Unlike job losses, which have disproportionately affected low-income workers, the pay cuts are mostly hitting workers in white-collar industries, according to the study of ADP data. Three-fourths of the cuts in pay fall within the top 40 percent of wage earners, researchers said.
And some of the biggest companies have taken part. Julia Coronado, a former Fed economist who founded the firm Macropolicy Perspectives, tracked U.S.-based companies with market caps greater than $1 billion and found that 42 percent of the 260 firms providing details on earnings calls between April and July were reducing pay.
Lyft announced three-month pay reductions for all salaried employees ranging from 10 to 30 percent, while retail giants Best Buy and Gap focused income reductions on executives.
The move to cut wages reflects that employers initially felt the economic downturn was going to be short-term.
At the beginning, as shutdowns first took hold, “There is a willingness to take a pay cut because you think it’s going to be a temporary thing,” said Diane Swonk, chief economist at Grant Thornton. “It really underscores how unique this recession is — people saw it as a transitory event.”
But the latest data now suggests the recession is likely to deepen and last far longer than initially anticipated as coronavirus cases reach record highs and a majority of the country has either paused or reversed reopening plans.
Growth in consumer service spending is expected to halt in July and August, Goldman Sachs said in an analysis on Friday. New unemployment claims have remained above 1 million, a previously unprecedented level, for 17 straight weeks. And the number of American households expecting to lose income over the next month has begun to rise in recent surveys after six straight weeks of declines, according to Census data.
“Now what we’re concerned about is that some of those temporary wage cuts could become permanent or turn into larger layoffs down the road,” Swonk said.

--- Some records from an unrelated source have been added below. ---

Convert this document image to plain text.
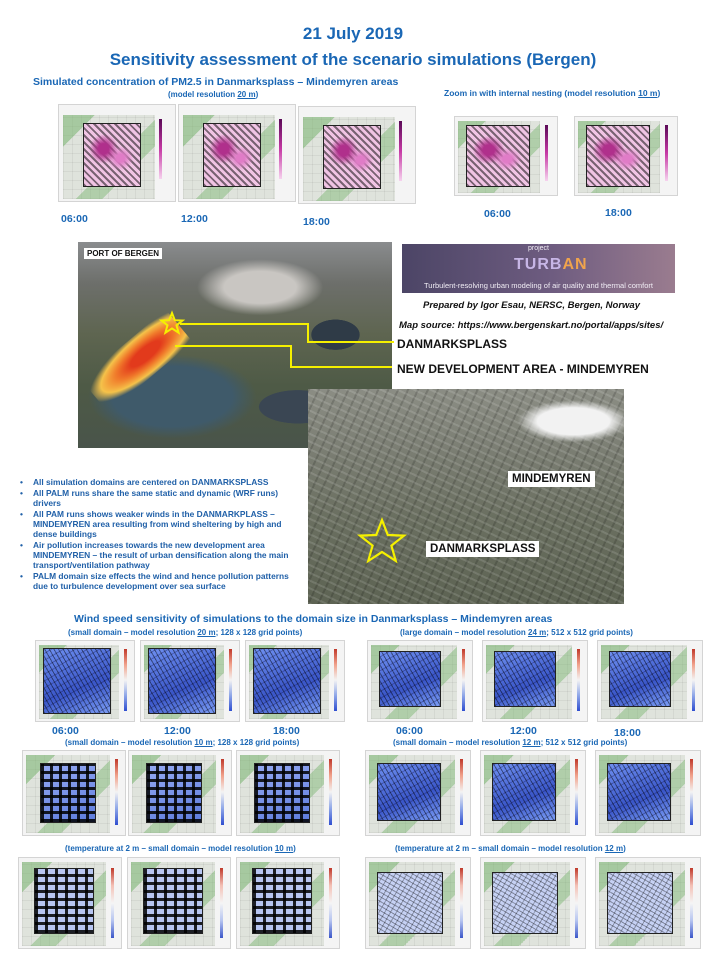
21 July 2019
Sensitivity assessment of the scenario simulations (Bergen)
Simulated concentration of PM2.5 in Danmarksplass – Mindemyren areas
(model resolution 20 m)	Zoom in with internal nesting (model resolution 10 m)
06:00	12:00	18:00
06:00	18:00
PORT OF BERGEN
MINDEMYREN
DANMARKSPLASS
project
TURBAN
Turbulent-resolving urban modeling of air quality and thermal comfort
Prepared by Igor Esau, NERSC, Bergen, Norway
Map source: https://www.bergenskart.no/portal/apps/sites/
DANMARKSPLASS
NEW DEVELOPMENT AREA - MINDEMYREN
• All simulation domains are centered on DANMARKSPLASS
• All PALM runs share the same static and dynamic (WRF runs) drivers
• All PAM runs shows weaker winds in the DANMARKPLASS – MINDEMYREN area resulting from wind sheltering by high and dense buildings
• Air pollution increases towards the new development area MINDEMYREN – the result of urban densification along the main transport/ventilation pathway
• PALM domain size effects the wind and hence pollution patterns due to turbulence development over sea surface
Wind speed sensitivity of simulations to the domain size in Danmarksplass – Mindemyren areas
(small domain – model resolution 20 m; 128 x 128 grid points)	(large domain – model resolution 24 m; 512 x 512 grid points)
06:00	12:00	18:00	06:00	12:00	18:00
(small domain – model resolution 10 m; 128 x 128 grid points)	(small domain – model resolution 12 m; 512 x 512 grid points)
(temperature at 2 m – small domain – model resolution 10 m)	(temperature at 2 m – small domain – model resolution 12 m)
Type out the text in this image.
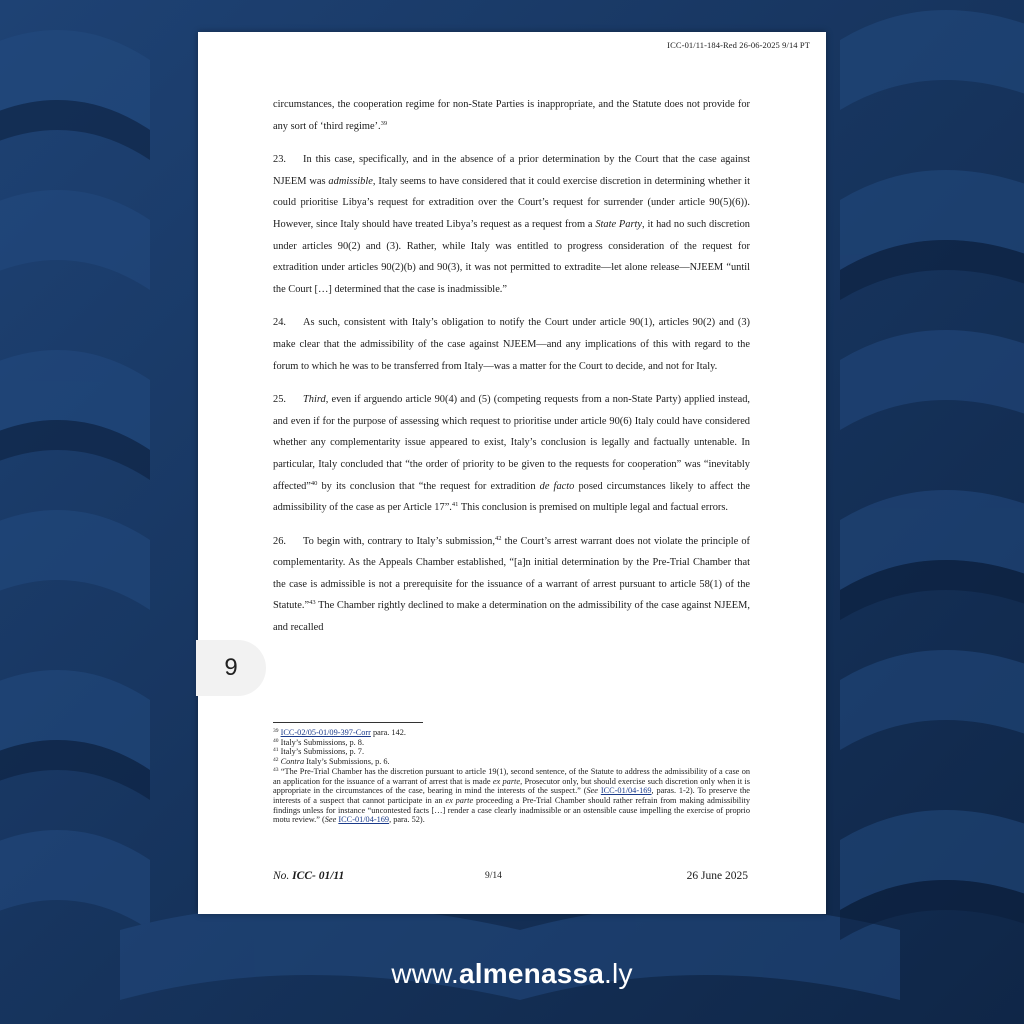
ICC-01/11-184-Red 26-06-2025 9/14 PT

circumstances, the cooperation regime for non-State Parties is inappropriate, and the Statute does not provide for any sort of ‘third regime’.$^{39}$

23. In this case, specifically, and in the absence of a prior determination by the Court that the case against NJEEM was admissible, Italy seems to have considered that it could exercise discretion in determining whether it could prioritise Libya’s request for extradition over the Court’s request for surrender (under article 90(5)(6)). However, since Italy should have treated Libya’s request as a request from a State Party, it had no such discretion under articles 90(2) and (3). Rather, while Italy was entitled to progress consideration of the request for extradition under articles 90(2)(b) and 90(3), it was not permitted to extradite—let alone release—NJEEM “until the Court […] determined that the case is inadmissible.”

24. As such, consistent with Italy’s obligation to notify the Court under article 90(1), articles 90(2) and (3) make clear that the admissibility of the case against NJEEM—and any implications of this with regard to the forum to which he was to be transferred from Italy—was a matter for the Court to decide, and not for Italy.

25. Third, even if arguendo article 90(4) and (5) (competing requests from a non-State Party) applied instead, and even if for the purpose of assessing which request to prioritise under article 90(6) Italy could have considered whether any complementarity issue appeared to exist, Italy’s conclusion is legally and factually untenable. In particular, Italy concluded that “the order of priority to be given to the requests for cooperation” was “inevitably affected”$^{40}$ by its conclusion that “the request for extradition de facto posed circumstances likely to affect the admissibility of the case as per Article 17”.$^{41}$ This conclusion is premised on multiple legal and factual errors.

26. To begin with, contrary to Italy’s submission,$^{42}$ the Court’s arrest warrant does not violate the principle of complementarity. As the Appeals Chamber established, “[a]n initial determination by the Pre-Trial Chamber that the case is admissible is not a prerequisite for the issuance of a warrant of arrest pursuant to article 58(1) of the Statute.”$^{43}$ The Chamber rightly declined to make a determination on the admissibility of the case against NJEEM, and recalled

$^{39}$ ICC-02/05-01/09-397-Corr para. 142.

$^{40}$ Italy’s Submissions, p. 8.

$^{41}$ Italy’s Submissions, p. 7.

$^{42}$ Contra Italy’s Submissions, p. 6.

$^{43}$ “The Pre-Trial Chamber has the discretion pursuant to article 19(1), second sentence, of the Statute to address the admissibility of a case on an application for the issuance of a warrant of arrest that is made ex parte, Prosecutor only, but should exercise such discretion only when it is appropriate in the circumstances of the case, bearing in mind the interests of the suspect.” (See ICC-01/04-169, paras. 1-2). To preserve the interests of a suspect that cannot participate in an ex parte proceeding a Pre-Trial Chamber should rather refrain from making admissibility findings unless for instance “uncontested facts […] render a case clearly inadmissible or an ostensible cause impelling the exercise of proprio motu review.” (See ICC-01/04-169, para. 52).

No. ICC- 01/11	9/14	26 June 2025
9
www.almenassa.ly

It’s too early in the crisis to know for sure whether the pay cuts are here to stay, economists say, though it’s difficult to expect wages to rise while so much of the economy remains shuttered and while consumers are too concerned about the coronavirus to resume regular behavior and spending.
Some of the biggest cuts are almost certainly going to be short-term, like companies that slashed executive salaries down to zero, Coronado said. But other reductions could persist.
“We have seen the share of companies reporting more permanent layoffs rising,” she said, “so if that is on the rise, then you might get some of these pay cuts proving to be more lasting.”